How a Movement Starts

One person can start a movement. Max Schmid is such a person, one of the driving forces for making disciples at Calvary Bible Church in Bourbonnais, Illinois. As I’ve watched his life and ministry, I’m convinced that his influence will lead to generations of disciplemakers.

It all began when a Navigator led Max to Christ as a student at the University of Illinois at Urbana-Champaign. Over the next three years, such Navigator tools as the Topical Memory System played a big part in his spiritual growth.

Some years later, Max became senior elder at Calvary. In 2015, he learned that a conference for his denomination—Evangelical Free Church of America (EFCA)—would offer seminars on building a disciplemaking culture. He strongly encouraged his church leaders to attend. 

That’s where Max and I met. I taught three seminars on Growing an intentional Disciplemaking Culture (GiDC—the lowercase “i” puts the accent on “intentional”) with Dr. Alex Mandes, a former Navigator who is currently EFCA’s executive director of All People Initiative. Representatives from 43 local churches attended. That day, seven churches signed up to begin life-to-life discipleship training. Max’s church was one of them.

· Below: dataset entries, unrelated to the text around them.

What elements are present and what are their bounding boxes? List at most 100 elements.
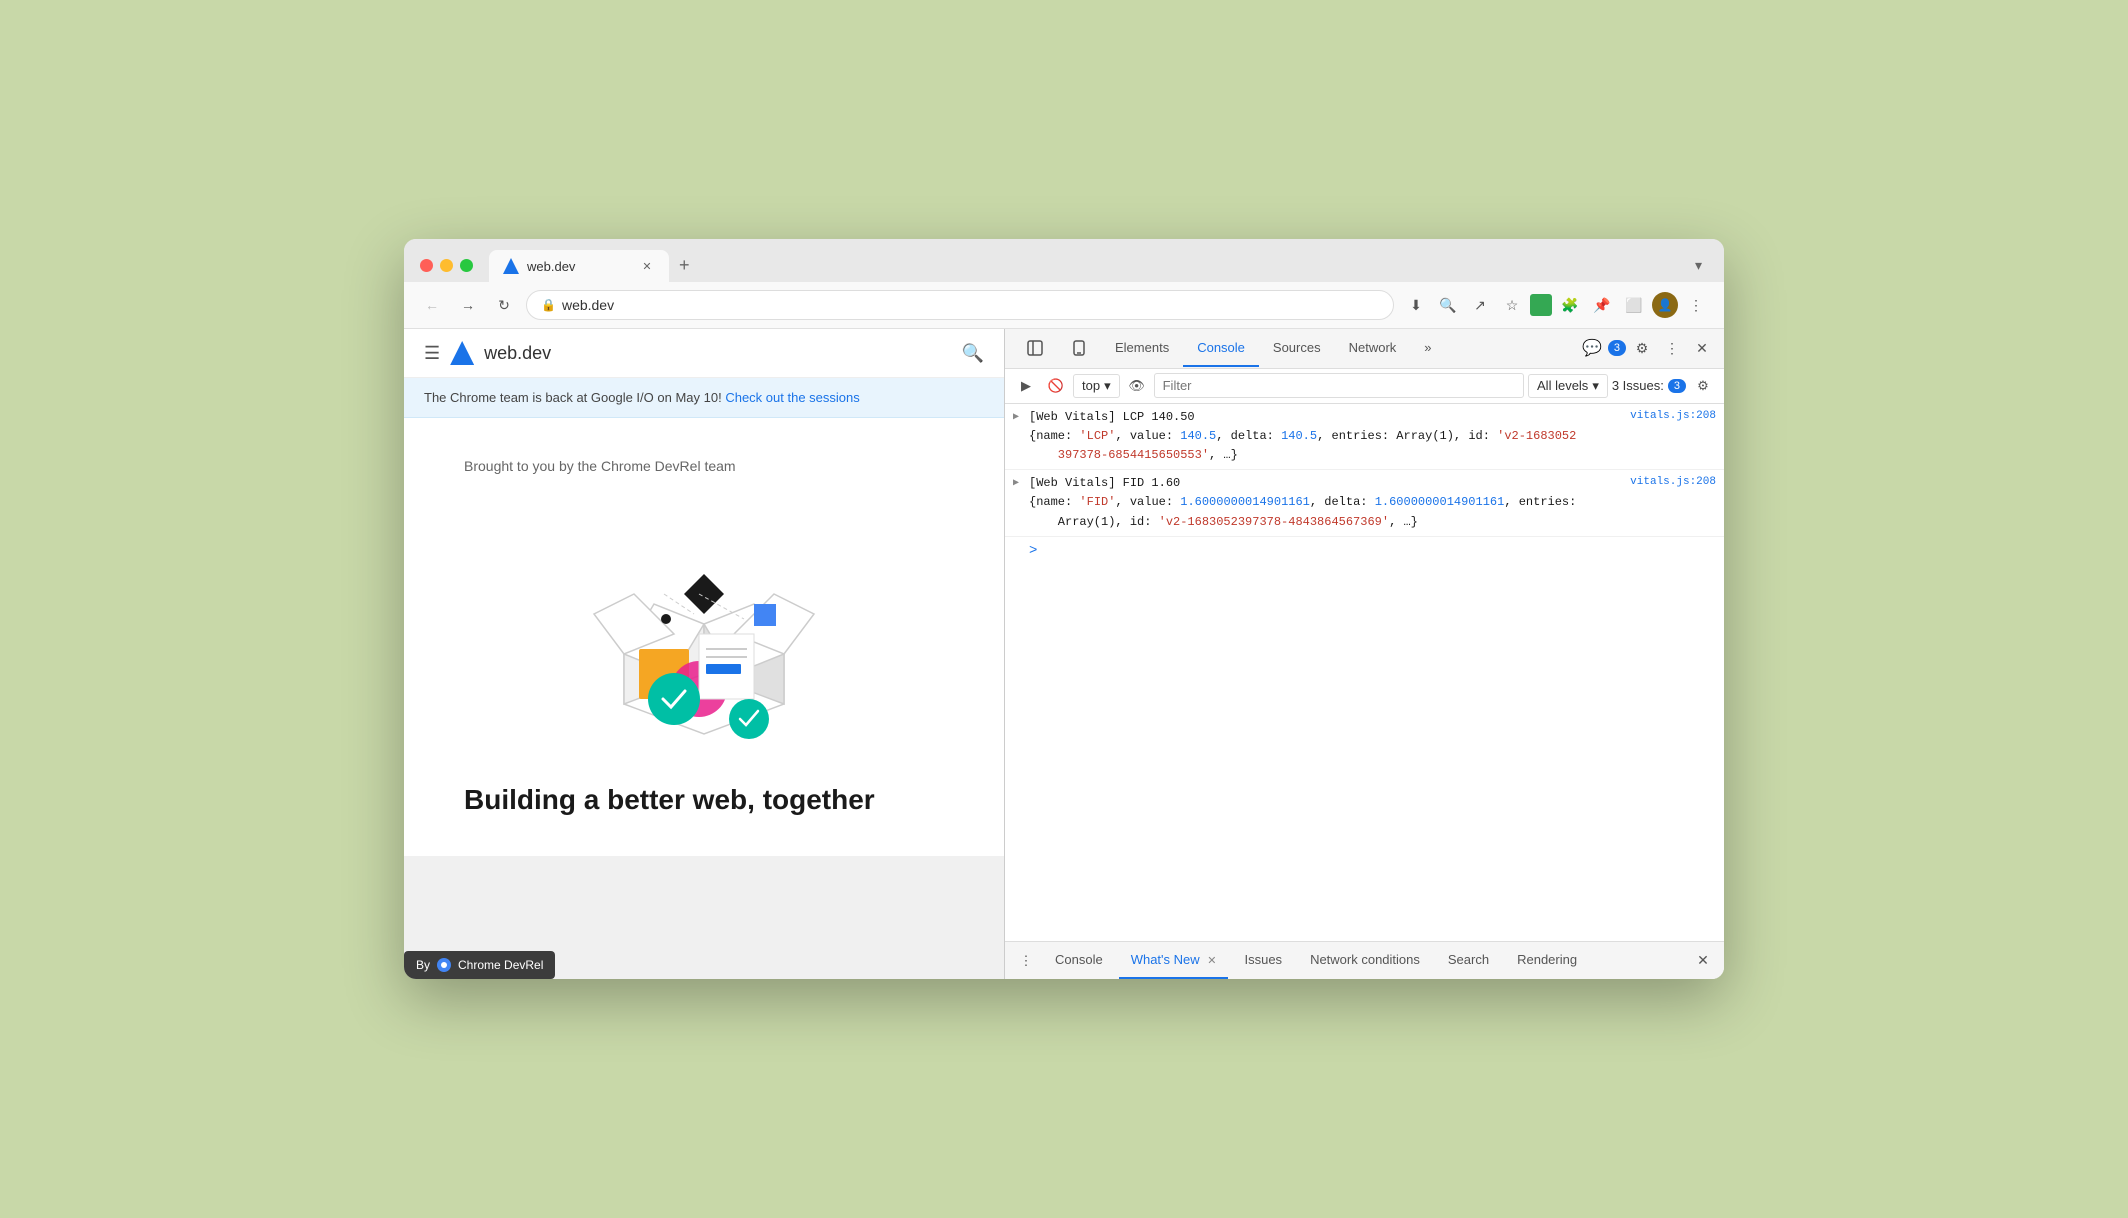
console-settings-icon[interactable]: ⚙ [1690,373,1716,399]
extensions-icon[interactable]: 🧩 [1556,291,1584,319]
drawer-tab-search[interactable]: Search [1436,942,1501,979]
console-toolbar: ▶ 🚫 top ▾ 👁 All levels ▾ 3 Issues: 3 ⚙ [1005,369,1724,404]
devtools-more-icon[interactable]: ⋮ [1658,334,1686,362]
traffic-lights [420,259,473,272]
announcement-link[interactable]: Check out the sessions [725,390,859,405]
drawer-tab-rendering[interactable]: Rendering [1505,942,1589,979]
tab-inspect[interactable] [1013,329,1057,368]
source-link-fid[interactable]: vitals.js:208 [1630,474,1716,492]
console-line1-fid: [Web Vitals] FID 1.60 [1029,474,1716,493]
console-entry-lcp: ▶ vitals.js:208 [Web Vitals] LCP 140.50 … [1005,404,1724,471]
pin-icon[interactable]: 📌 [1588,291,1616,319]
toolbar: ← → ↻ 🔒 web.dev ⬇ 🔍 ↗ ☆ 🧩 📌 ⬜ 👤 ⋮ [404,282,1724,329]
expand-arrow-lcp[interactable]: ▶ [1013,410,1019,426]
console-line1-lcp: [Web Vitals] LCP 140.50 [1029,408,1716,427]
hamburger-icon[interactable]: ☰ [424,343,440,364]
lock-icon: 🔒 [541,298,556,312]
console-output: ▶ vitals.js:208 [Web Vitals] LCP 140.50 … [1005,404,1724,941]
announcement-text: The Chrome team is back at Google I/O on… [424,390,722,405]
refresh-button[interactable]: ↻ [490,291,518,319]
issues-icon: 💬 [1582,338,1602,358]
console-clear-button[interactable]: 🚫 [1043,373,1069,399]
expand-arrow-fid[interactable]: ▶ [1013,476,1019,492]
tab-device[interactable] [1057,329,1101,368]
close-button[interactable] [420,259,433,272]
active-tab[interactable]: web.dev ✕ [489,250,669,282]
download-icon[interactable]: ⬇ [1402,291,1430,319]
drawer-tab-issues[interactable]: Issues [1232,942,1294,979]
issues-count-badge: 3 Issues: 3 [1612,378,1686,393]
main-area: ☰ web.dev 🔍 The Chrome team is back at G… [404,329,1724,979]
drawer-tab-close-icon[interactable]: ✕ [1207,955,1216,967]
console-entry-fid: ▶ vitals.js:208 [Web Vitals] FID 1.60 {n… [1005,470,1724,537]
avatar[interactable]: 👤 [1652,292,1678,318]
dropdown-arrow: ▾ [1104,378,1111,394]
page-bottom-text: Building a better web, together [424,784,984,836]
drawer-menu-icon[interactable]: ⋮ [1013,948,1039,974]
minimize-button[interactable] [440,259,453,272]
tab-close-button[interactable]: ✕ [639,258,655,274]
brought-by-text: Brought to you by the Chrome DevRel team [424,458,984,474]
extension-green-icon[interactable] [1530,294,1552,316]
context-dropdown[interactable]: top ▾ [1073,374,1120,398]
forward-button[interactable]: → [454,291,482,319]
console-play-button[interactable]: ▶ [1013,373,1039,399]
tab-network[interactable]: Network [1335,330,1411,367]
chevron-down-icon[interactable]: ▾ [1689,251,1708,280]
devtools-panel: Elements Console Sources Network » 💬 3 ⚙… [1004,329,1724,979]
filter-input[interactable] [1154,373,1524,398]
log-level-label: All levels [1537,378,1588,393]
tab-title: web.dev [527,259,575,274]
device-icon [1071,340,1087,356]
bottom-tooltip-text: By [416,958,430,972]
menu-icon[interactable]: ⋮ [1682,291,1710,319]
new-tab-button[interactable]: + [669,249,700,282]
tabs-bar: web.dev ✕ + [489,249,1681,282]
devtools-tabs: Elements Console Sources Network » 💬 3 ⚙… [1005,329,1724,369]
illustration [424,504,984,764]
issues-label: 3 Issues: [1612,378,1664,393]
star-icon[interactable]: ☆ [1498,291,1526,319]
hero-illustration [544,504,864,764]
site-title: web.dev [484,343,551,364]
tab-elements[interactable]: Elements [1101,330,1183,367]
browser-window: web.dev ✕ + ▾ ← → ↻ 🔒 web.dev ⬇ 🔍 ↗ ☆ 🧩 … [404,239,1724,979]
page-illustration: Brought to you by the Chrome DevRel team [404,418,1004,856]
log-level-dropdown[interactable]: All levels ▾ [1528,374,1608,398]
zoom-icon[interactable]: 🔍 [1434,291,1462,319]
source-link-lcp[interactable]: vitals.js:208 [1630,408,1716,426]
maximize-button[interactable] [460,259,473,272]
console-line2-fid: {name: 'FID', value: 1.6000000014901161,… [1029,493,1716,531]
tab-more[interactable]: » [1410,330,1445,367]
drawer-tab-network-conditions[interactable]: Network conditions [1298,942,1432,979]
devtools-close-icon[interactable]: ✕ [1688,334,1716,362]
drawer-tab-console[interactable]: Console [1043,942,1115,979]
console-prompt[interactable]: > [1005,537,1724,565]
page-header: ☰ web.dev 🔍 [404,329,1004,378]
toolbar-actions: ⬇ 🔍 ↗ ☆ 🧩 📌 ⬜ 👤 ⋮ [1402,291,1710,319]
bottom-drawer: ⋮ Console What's New ✕ Issues Network co… [1005,941,1724,979]
url-text: web.dev [562,297,614,313]
devtools-settings-icon[interactable]: ⚙ [1628,334,1656,362]
cast-icon[interactable]: ⬜ [1620,291,1648,319]
eye-button[interactable]: 👁 [1124,373,1150,399]
bottom-org-text: Chrome DevRel [458,958,543,972]
tab-sources[interactable]: Sources [1259,330,1335,367]
title-bar: web.dev ✕ + ▾ [404,239,1724,282]
search-icon[interactable]: 🔍 [962,343,984,364]
back-button[interactable]: ← [418,291,446,319]
drawer-tab-whatsnew[interactable]: What's New ✕ [1119,942,1229,979]
issues-badge: 3 [1608,340,1626,356]
page-content: ☰ web.dev 🔍 The Chrome team is back at G… [404,329,1004,856]
issues-number: 3 [1668,379,1686,393]
chrome-icon [436,957,452,973]
devtools-top-icons: 💬 3 ⚙ ⋮ ✕ [1582,334,1716,362]
address-bar[interactable]: 🔒 web.dev [526,290,1394,320]
bottom-tooltip: By Chrome DevRel [404,951,555,979]
drawer-close-icon[interactable]: ✕ [1690,948,1716,974]
page-wrapper: ☰ web.dev 🔍 The Chrome team is back at G… [404,329,1004,979]
webdev-logo [450,341,474,365]
share-icon[interactable]: ↗ [1466,291,1494,319]
context-label: top [1082,378,1100,393]
tab-console[interactable]: Console [1183,330,1259,367]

The senior pastor, discipleship pastor, and Max all committed to work through our disciplemaking process, which began with a resource for new believers I’m developing with a like-hearted disciplemaker called “The Next Steps.” After that, the team met for an additional 10 weeks processing NCM tools that help build disciplemaking cultures in churches. Along the way, I asked each participant to commit to going through life-to-life discipleship with at least one key leader in their church, which they did with encouraging results.

The following spring, Max and his pastors asked NCM staff Erick Adams and me to speak to 50 of their men at a retreat. We spoke on “Life-to-Life Disciplemaking at Home,” and many of the men latched on to “The Next Steps” to disciple their children.

Calvary Bible Church is committed to disciplemaking, and Max is a key player in this process. A teacher in the Chicago Public School system, he will retire soon. Yet the way I see it, Max will never retire from disciplemaking. In fact, he might even join our NCM team! Indeed, Max just might be used of God to start a movement of life-to-life disciplemaking that will have a far-reaching and eternal impact.